﻿ alevel物理-匀加速运动知识点_A+国际教育考试培训辅导班机构

# Motion I – Uniform Acceleration

Course1

This Factsheet will cover:

1the basic definitions of speed, velocity and acceleration

2 the use of the equations of motion for uniform acceleration

3 the application of the equations of motion to projectile motion

1.      Basic Concepts

Speed and velocity. Speed is the rate of change of distance.

The speed of a body at any instant is equal to the magnitude of its velocity at that instant. However, this is not generally the case for average speed and average velocity. To see why this is, imagine walking 5 m North in 2 s, then 5 m South in 2 s. Since you end up at the point where you started, your overall

displacement is zero – so your average velocity is zero. However, you have travelled a distance of 10 m in 4 s, so your average speed is: 10 /4 = 2.5 ms-1.

The average speed will only be the magnitude of the average velocity if the body concerned is moving in a straight line, without reversing its direction – since then, the distance it moves will always be equal to the magnitude of its displacement.
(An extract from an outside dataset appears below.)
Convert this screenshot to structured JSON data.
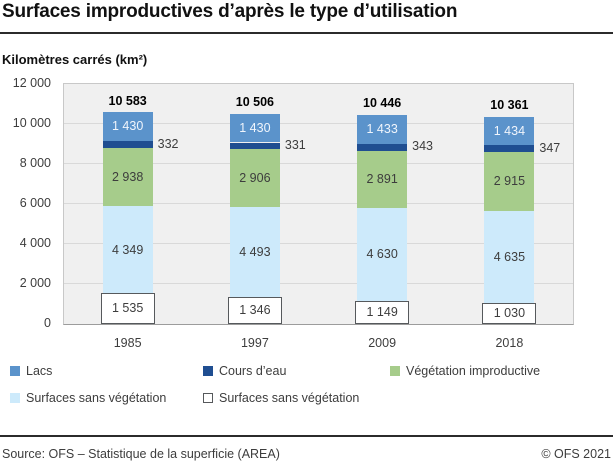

2.      Equations of motion for uniform acceleration

v = u + at            u = initial velocity

v2 = u2 + 2as          v = final velocity

s = ut + ½at2          a = acceleration

s = ½ (u + v)t         s = displacement from the starting point

t = time

3.  Approach to problems using equations of motion

1. Check that the body is moving with constant acceleration!

2. Write down any of u, v, a, s, t that you know

3. Note down which of u, v, a, s and t that you want (e.g. write a = ?)

4. Decide which equation to use by looking at which of the variables you have got written down in steps 2 and 3. For example, if you have got values for u, t and s, and you want a value for v, then you look for the equation with u, t, s and v in it.

5. Substitute the values you know in, then rearrange.

6. Check that the answer makes sense.

Course2

Typical example of Motion

Example 1.

A particle is moving in a straight line with constant acceleration. It passes point P with speed 2 ms-1. Ten seconds later, it passes point Q. The distance between P and Q is 40 metres. Find the speed of the particle as it passes point Q.

We know: u = 2ms-1 s = 40 m t = 10 s

We want: v = ?

Since we have u, s, t and v involved, use s = ½ (u + v)t

Substituting in:

40 = ½ (2 + v)10

40 = 5(2 + v)

40 = 10 + 5v

30 = 5v

v = 6 ms-1

Example 2.

A particle is moving in a straight line with constant acceleration 0.2 ms-2. After it has moved a total of 20m, its speed is 8ms-1. Find its initial speed

a = 0.2 ms-2 s = 20m v = 8 ms-1 u = ?

So use v2 = u2 + 2as

82 = u2 + 2(0.2)(20)

64 = u2 + 8

56 = u2

u = 7.48 ms-1 (3SF)

Tips:

1. It is usually easier to put the values in before rearranging the equations.

2. Take particular care with negative values. On many calculators, if you type in –22, you will get the answer –4, rather than the correct value of 4. This is because the calculator squares before “noticing” the minus sign.